Morrison uses a structure that sometimes makes the book feel like the longest New Yorker article you’ve ever read (and, at over 600 pages, this is long). She supplies sharp, pointed vignettes of a typical week’s preparations for the show, which Jonah Hill is down to host, as we go behind the scenes into sketch ideas, prima donna antics from the cast, and Michaels’s autocratic power over everything that is broadcast live on the night. Then there are flashbacks to lengthier chronological sections from Michaels’s early career as a gag writer for shows like Rowan and Martin’s Laugh-In, which made Goldie Hawn’s name but failed to make his, to his success with SNL, early disillusionment that eventually led to him quitting the show after five years, and then a triumphant return and success in making the brand a consistently beloved—if not always artistically top-drawer—one.

It is an inevitability that the early sections, which include a fantastically annoying, drugged-up John Belushi, a smarmy and self-assured Chevy Chase, and a near-catatonically laid-back Bill Murray, feature the strongest characters and the most arresting vignettes. We learn that Michaels’s stock advice to joint-smoking, coke-snorting colleagues was to "rotate your drugs" and that the famous Lennon-McCartney story, in which the two nearly appeared live on the show in 1975 to collect the check for $3,000 that the producer solemnly offered on air for the Beatles to perform, was only partially true. They considered heading down to 30 Rockefeller Plaza the following week, but the show was on hiatus then, meaning that the opportunity for a once-in-a-lifetime reunion was never possible.

SNL today is a safer, less risky environment for writers and performers alike, which may also have taken some of the seat-of-your-pants thrills out of the show.

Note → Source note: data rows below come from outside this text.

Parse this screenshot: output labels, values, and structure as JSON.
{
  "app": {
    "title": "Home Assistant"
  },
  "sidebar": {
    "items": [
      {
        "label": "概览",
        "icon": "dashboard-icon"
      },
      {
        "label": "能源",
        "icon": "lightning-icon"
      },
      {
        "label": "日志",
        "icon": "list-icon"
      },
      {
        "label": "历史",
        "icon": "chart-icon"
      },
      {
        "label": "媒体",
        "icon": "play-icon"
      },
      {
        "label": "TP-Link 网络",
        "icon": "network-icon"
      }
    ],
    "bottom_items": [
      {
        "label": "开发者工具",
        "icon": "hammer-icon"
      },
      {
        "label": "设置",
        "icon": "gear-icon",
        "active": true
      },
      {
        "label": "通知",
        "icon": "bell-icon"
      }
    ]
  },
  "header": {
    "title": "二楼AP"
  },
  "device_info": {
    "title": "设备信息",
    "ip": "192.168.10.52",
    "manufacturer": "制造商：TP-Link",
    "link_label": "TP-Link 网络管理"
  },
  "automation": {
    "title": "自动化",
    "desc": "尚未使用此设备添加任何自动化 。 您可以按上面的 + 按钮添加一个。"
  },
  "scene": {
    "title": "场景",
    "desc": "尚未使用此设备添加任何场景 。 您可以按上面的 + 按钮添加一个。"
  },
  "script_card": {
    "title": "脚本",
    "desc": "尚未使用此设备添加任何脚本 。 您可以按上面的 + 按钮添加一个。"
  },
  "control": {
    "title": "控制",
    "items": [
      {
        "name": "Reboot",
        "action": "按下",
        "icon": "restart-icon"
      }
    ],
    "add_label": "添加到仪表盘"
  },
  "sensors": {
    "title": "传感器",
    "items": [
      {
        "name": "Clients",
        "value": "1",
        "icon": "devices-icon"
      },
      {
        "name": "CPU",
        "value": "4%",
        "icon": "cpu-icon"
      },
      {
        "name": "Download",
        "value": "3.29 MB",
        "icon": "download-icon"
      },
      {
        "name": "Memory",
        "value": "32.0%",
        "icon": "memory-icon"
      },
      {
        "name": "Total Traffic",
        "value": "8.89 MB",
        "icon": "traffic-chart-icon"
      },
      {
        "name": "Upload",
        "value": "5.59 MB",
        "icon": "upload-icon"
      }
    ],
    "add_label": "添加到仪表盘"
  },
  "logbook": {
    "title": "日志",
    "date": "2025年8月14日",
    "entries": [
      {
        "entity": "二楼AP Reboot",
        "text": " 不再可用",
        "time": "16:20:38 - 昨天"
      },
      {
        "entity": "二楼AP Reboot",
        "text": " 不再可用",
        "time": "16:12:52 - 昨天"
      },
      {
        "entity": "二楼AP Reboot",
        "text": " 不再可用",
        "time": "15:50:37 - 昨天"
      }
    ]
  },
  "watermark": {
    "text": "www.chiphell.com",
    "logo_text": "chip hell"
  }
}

It is taken as a given that staffers will attend therapy, and they are advised to meet their shrinks on Monday afternoons, when it is also expected that they will discuss their stressful and demanding work with Michaels. Although the producer is, naturally, a liberal, he has also strived to make the show as apolitical as possible—including famously inviting Donald Trump to host in 2015—and pushes back against criticism by saying, "On whatever side, if there’s idiocy, we go after it. We can’t be the official organ of the Democratic Party." He reminds the performers that "we’ve got the whole country watching—all fifty states."

Morrison’s scrupulously researched and wholly engrossing book may be a demanding read, but it’s worth the effort by anyone with a serious interest in comedy. It’s not especially amusing, perhaps surprisingly, but what it lacks in humor it makes up for in penetrating psychological insight into a man who has made his life, work, and fortune in understanding what it takes to make people laugh, even if, as Morrison writes, "Being cool was almost as important to Michaels as being funny." He may never be mentioned in the same breath as his rock star friends Paul Simon and Mick Jagger, but this definitive account of a man and his life’s work leaves the reader in little doubt that, like Gatsby, he is worth the whole damn bunch put together.

Lorne: The Man Who Invented Saturday Night Live
by Susan Morrison
Random House, 656 pp., $36

Alexander Larman is a journalist, historian, and author, most recently, of Power and Glory: Elizabeth II and the Rebirth of Royalty (St. Martin's Press).